Volt Typhoon — a China-linked group — maintained access to US critical infrastructure for over five years. CISA’s joint advisory was unambiguous: this activity is ‘not consistent with espionage.’ The implication is pre-positioning for potential disruption during a geopolitical crisis. VOLTZITE maintained a 300-day breach of a utility’s OT network. If you operate critical infrastructure, assume you are a target.

3. Safety Systems Are Now Direct Targets

TRITON proved that sophisticated actors will invest years developing malware specifically targeting Safety Instrumented Systems — the last automated defense against catastrophic failure. With the TRITON techniques documented and the attackers indicted, but the capability proliferating, every organization with SIS must treat this as a permanent fixture of the threat landscape, not a one-time anomaly.

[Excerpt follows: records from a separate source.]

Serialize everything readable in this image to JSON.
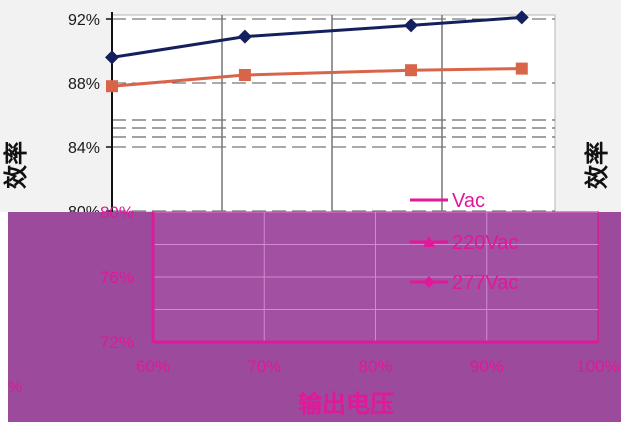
{
  "chart_data": [
    {
      "type": "line",
      "ylabel": "效率",
      "yticks": [
        "92%",
        "88%",
        "84%",
        "80%"
      ],
      "ylim": [
        80,
        92.5
      ],
      "xlim": [
        60,
        100
      ],
      "grid": true,
      "series": [
        {
          "marker": "diamond",
          "color": "#14205e",
          "x": [
            60,
            72,
            87,
            97
          ],
          "y": [
            89.6,
            90.9,
            91.6,
            92.1
          ]
        },
        {
          "marker": "square",
          "color": "#d8654a",
          "x": [
            60,
            72,
            87,
            97
          ],
          "y": [
            87.8,
            88.5,
            88.8,
            88.9
          ]
        }
      ],
      "right_fragment": "效率",
      "colors": {
        "background": "#f2f2f2",
        "tick_text": "#1a1a1a"
      }
    },
    {
      "type": "line",
      "xlabel": "输出电压",
      "xticks": [
        "60%",
        "70%",
        "80%",
        "90%",
        "100%"
      ],
      "yticks": [
        "80%",
        "76%",
        "72%"
      ],
      "xlim": [
        60,
        100
      ],
      "ylim": [
        72,
        80
      ],
      "grid": true,
      "legend_position": "right",
      "legend": [
        "Vac",
        "220Vac",
        "277Vac"
      ],
      "left_fragment": "%",
      "colors": {
        "background": "#9c4a9c",
        "accent": "#e0189a",
        "grid": "#d08ad0"
      }
    }
  ]
}
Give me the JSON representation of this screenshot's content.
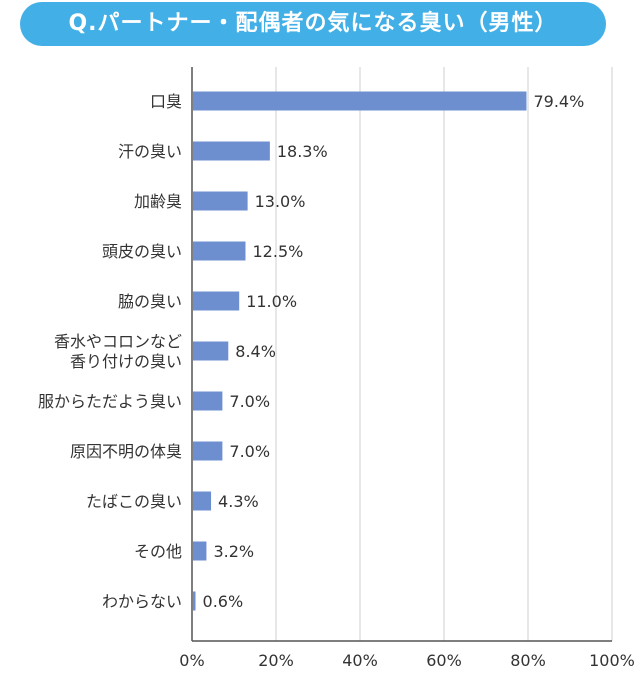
{
  "chart_data": {
    "type": "bar",
    "orientation": "horizontal",
    "title": "Q.パートナー・配偶者の気になる臭い（男性）",
    "categories": [
      [
        "口臭"
      ],
      [
        "汗の臭い"
      ],
      [
        "加齢臭"
      ],
      [
        "頭皮の臭い"
      ],
      [
        "脇の臭い"
      ],
      [
        "香水やコロンなど",
        "香り付けの臭い"
      ],
      [
        "服からただよう臭い"
      ],
      [
        "原因不明の体臭"
      ],
      [
        "たばこの臭い"
      ],
      [
        "その他"
      ],
      [
        "わからない"
      ]
    ],
    "values": [
      79.4,
      18.3,
      13.0,
      12.5,
      11.0,
      8.4,
      7.0,
      7.0,
      4.3,
      3.2,
      0.6
    ],
    "value_labels": [
      "79.4%",
      "18.3%",
      "13.0%",
      "12.5%",
      "11.0%",
      "8.4%",
      "7.0%",
      "7.0%",
      "4.3%",
      "3.2%",
      "0.6%"
    ],
    "xlim": [
      0,
      100
    ],
    "xticks": [
      "0%",
      "20%",
      "40%",
      "60%",
      "80%",
      "100%"
    ],
    "grid": true,
    "bar_color": "#6d8fcf",
    "title_color": "#42afe6"
  }
}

4. Cloud-Connected OT Is Expanding the Attack Surface

Building management platforms, cloud historians, remote monitoring services, and IIoT analytics all create internet-facing pathways into OT environments. Johnson Controls suffered $27M+ in losses from the Dark Angels ransomware attack on its cloud-connected building automation infrastructure. The convenience of cloud connectivity comes with an attack surface that most organizations have not fully assessed.

5. The Skills Gap Is a Crisis

Over 60% of organizations report a shortage of OT cybersecurity skills as their primary barrier to improving security. This gap is structural — there are not enough people with combined OT engineering and cybersecurity expertise. The response is two-fold: managed security services for operational coverage, and structured training programs (like InnoVAKT Academy) to build internal capability over time.

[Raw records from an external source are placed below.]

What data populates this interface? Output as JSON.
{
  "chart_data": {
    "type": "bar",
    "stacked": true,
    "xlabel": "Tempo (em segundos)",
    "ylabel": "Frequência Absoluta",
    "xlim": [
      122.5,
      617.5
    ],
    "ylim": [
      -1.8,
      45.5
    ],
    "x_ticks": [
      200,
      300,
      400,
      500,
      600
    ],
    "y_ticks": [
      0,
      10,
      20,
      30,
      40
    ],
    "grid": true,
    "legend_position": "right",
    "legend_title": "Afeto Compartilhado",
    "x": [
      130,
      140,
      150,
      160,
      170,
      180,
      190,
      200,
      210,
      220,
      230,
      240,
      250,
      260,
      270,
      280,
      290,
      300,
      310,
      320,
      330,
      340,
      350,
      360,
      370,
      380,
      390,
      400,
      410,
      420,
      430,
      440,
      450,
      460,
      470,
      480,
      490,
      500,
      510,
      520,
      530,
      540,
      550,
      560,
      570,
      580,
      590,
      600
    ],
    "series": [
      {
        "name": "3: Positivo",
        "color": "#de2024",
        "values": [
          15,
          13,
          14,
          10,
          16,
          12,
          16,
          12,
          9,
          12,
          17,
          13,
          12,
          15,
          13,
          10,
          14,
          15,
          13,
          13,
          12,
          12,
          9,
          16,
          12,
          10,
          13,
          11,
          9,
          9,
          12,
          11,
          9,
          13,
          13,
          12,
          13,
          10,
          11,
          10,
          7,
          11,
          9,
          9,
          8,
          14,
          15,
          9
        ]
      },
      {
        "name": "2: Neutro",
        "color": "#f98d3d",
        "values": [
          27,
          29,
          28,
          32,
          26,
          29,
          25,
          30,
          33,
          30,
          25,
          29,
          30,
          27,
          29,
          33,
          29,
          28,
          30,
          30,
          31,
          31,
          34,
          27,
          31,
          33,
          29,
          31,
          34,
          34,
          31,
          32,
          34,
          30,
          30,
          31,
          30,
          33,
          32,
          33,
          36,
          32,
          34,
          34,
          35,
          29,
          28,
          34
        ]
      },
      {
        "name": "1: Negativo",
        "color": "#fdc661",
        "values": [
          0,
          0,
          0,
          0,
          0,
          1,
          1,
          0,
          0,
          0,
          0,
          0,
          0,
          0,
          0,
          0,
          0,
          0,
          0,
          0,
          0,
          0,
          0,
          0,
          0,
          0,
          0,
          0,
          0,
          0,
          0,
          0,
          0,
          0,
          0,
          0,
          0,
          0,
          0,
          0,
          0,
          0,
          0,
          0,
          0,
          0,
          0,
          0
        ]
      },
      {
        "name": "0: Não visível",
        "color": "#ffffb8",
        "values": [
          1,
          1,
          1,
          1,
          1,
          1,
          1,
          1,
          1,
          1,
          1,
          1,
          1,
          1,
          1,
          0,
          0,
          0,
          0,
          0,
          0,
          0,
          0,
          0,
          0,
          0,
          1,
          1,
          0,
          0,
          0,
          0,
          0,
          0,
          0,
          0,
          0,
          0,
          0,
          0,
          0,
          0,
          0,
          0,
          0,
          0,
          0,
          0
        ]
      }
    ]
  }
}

6. Regulatory Pressure Is Accelerating Globally

NIS2 in Europe, TSA Security Directives in the US, NCA ECC-1:2018 in the Middle East, SOCI in Australia, and new EPA guidance for water utilities are expanding mandatory OT cybersecurity requirements. Compliance is no longer optional for critical infrastructure operators. The organizations that get ahead of regulatory requirements spend less than those that scramble to comply after enforcement begins.

7. Zero Trust Is Coming to OT — Differently

Zero-trust principles are being applied in OT through zone-based segmentation, controlled access points, passive monitoring, and integrity validation. The implementation differs fundamentally from IT zero trust because PLCs do not authenticate, Modbus does not encrypt, and adding latency to safety system communications is not an option. But the direction of travel is clear.

8. AI Cuts Both Ways

Generative AI is being applied to OT alert triage, threat intelligence analysis, and security policy generation. It is also being used by adversaries for reconnaissance, social engineering, and vulnerability discovery. AI makes defenders faster and attackers smarter at the same time. The advantage goes to whoever deploys it more effectively.

9. Supply Chain Attacks Will Escalate

The SolarWinds, Kaseya, MOVEit, and 3CX compromises demonstrated that supply chain attacks affect thousands of organizations simultaneously. OT supply chains are particularly vulnerable due to the deep trust relationships among asset owners, system integrators, and equipment vendors. InnoVAKT’s vendor management framework, embedded in our GoSecure™ assessments, addresses this growing attack vector.

10. The IT/OT Convergence Cannot Be Reversed

Digitalization, remote operations, cloud analytics, and workforce expectations are permanently dissolving the boundary between IT and OT. Organizations that resist convergence fall behind operationally. Organizations that embrace it without security governance create the conditions for catastrophic compromise. The only viable path is managed convergence with security built into the architecture from the ground up.

These trends are not future risks. They are current realities. The question is not whether your organization will face them — it is whether you will face them prepared.